On Aug. 22, Borough President Melinda Katz hosted the ribbon-cutting for the newly-restored “Women’s Plaza in Queens,” located on the northeast corner of Union Turnpike and Queens Boulevard near Queens Borough Hall in Kew Gardens.
“Queens has been home to so many incredible, trail-blazing women across all industries, from business to politics, sports to entertainment,” Katz said. “The Women’s Plaza in Queens – located in our borough’s civic center – is a visible, meaningful tribute to all the women of Queens who have made a lasting positive impact in New York City and around the globe. This newly restored public space at Queens Borough Hall should be utilized by many, and will serve as a reminder of how far we’ve come and how much further we must go.”

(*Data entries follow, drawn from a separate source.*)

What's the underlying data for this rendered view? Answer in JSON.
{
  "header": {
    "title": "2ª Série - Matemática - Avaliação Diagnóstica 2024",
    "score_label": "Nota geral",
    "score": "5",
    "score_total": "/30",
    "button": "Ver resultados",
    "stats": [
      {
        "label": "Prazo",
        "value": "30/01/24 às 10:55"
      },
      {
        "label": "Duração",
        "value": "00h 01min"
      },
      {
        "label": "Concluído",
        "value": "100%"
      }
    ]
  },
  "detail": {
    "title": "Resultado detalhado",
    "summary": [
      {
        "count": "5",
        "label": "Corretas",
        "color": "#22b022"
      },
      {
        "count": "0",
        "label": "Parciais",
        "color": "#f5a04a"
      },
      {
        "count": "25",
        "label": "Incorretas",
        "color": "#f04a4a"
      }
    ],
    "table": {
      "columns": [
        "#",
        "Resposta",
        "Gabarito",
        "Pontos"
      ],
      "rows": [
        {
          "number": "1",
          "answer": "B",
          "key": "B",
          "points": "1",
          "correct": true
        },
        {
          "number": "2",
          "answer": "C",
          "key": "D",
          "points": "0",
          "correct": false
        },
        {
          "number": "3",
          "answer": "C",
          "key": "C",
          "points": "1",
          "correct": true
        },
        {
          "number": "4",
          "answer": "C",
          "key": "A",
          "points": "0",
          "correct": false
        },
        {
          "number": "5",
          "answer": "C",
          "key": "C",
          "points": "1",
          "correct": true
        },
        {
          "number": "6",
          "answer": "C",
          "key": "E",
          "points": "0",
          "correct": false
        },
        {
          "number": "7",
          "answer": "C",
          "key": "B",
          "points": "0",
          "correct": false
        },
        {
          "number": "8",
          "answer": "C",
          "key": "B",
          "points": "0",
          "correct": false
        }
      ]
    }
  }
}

The plaza was formerly the site of the controversial “Triumph of Civic Virtue” statue. The 17-foot marble statue, which depicted a male nude standing on top of two female figures representing “Vice” and “Corruption,” was installed at City Hall in 1922. It was relocated by Mayor Fiorello La Guardia in 1941 to the then-new Queens Borough Hall. In 2012, amid calls that Civic Virtue was sexist, the statue was moved one more time from Kew Gardens to the Green-Wood Cemetery in Brooklyn.
After taking office in January 2014, Katz endorsed former Borough President Helen Marshall’s idea to repair and restore the remaining structure and surrounding plaza while re-purposing and re-dedicating the space to women in Queens.
“I congratulate and thank Borough President Katz for creating a beautiful space at Borough Hall where people can relax and women will now be celebrated rather than denigrated,” said former Queens Borough President Claire Shulman, who called for the removal of the original “Triumph of Civic Virtue” statue during her tenure as borough president. She had infamously stated, “A municipal building is not an appropriate place for a statue that portrays women as evil and treacherous.”
Due to years of neglect and exposure to the elements, the base of the Women’s Plaza was in bad condition. As a part of a restoration project funded by by Mayor Bill de Blasio and Katz, the DDC repaired the restored the damaged stonework, improved landscaping, and installed plantings, new lighting and benches for public use.
The site also includes a new plaque to recognize the location’s re-dedication to women.
“The recently completed renovations for the new women’s plaza will enhance the community while paying tribute to the women of Queens,” said Congresswoman Grace Meng.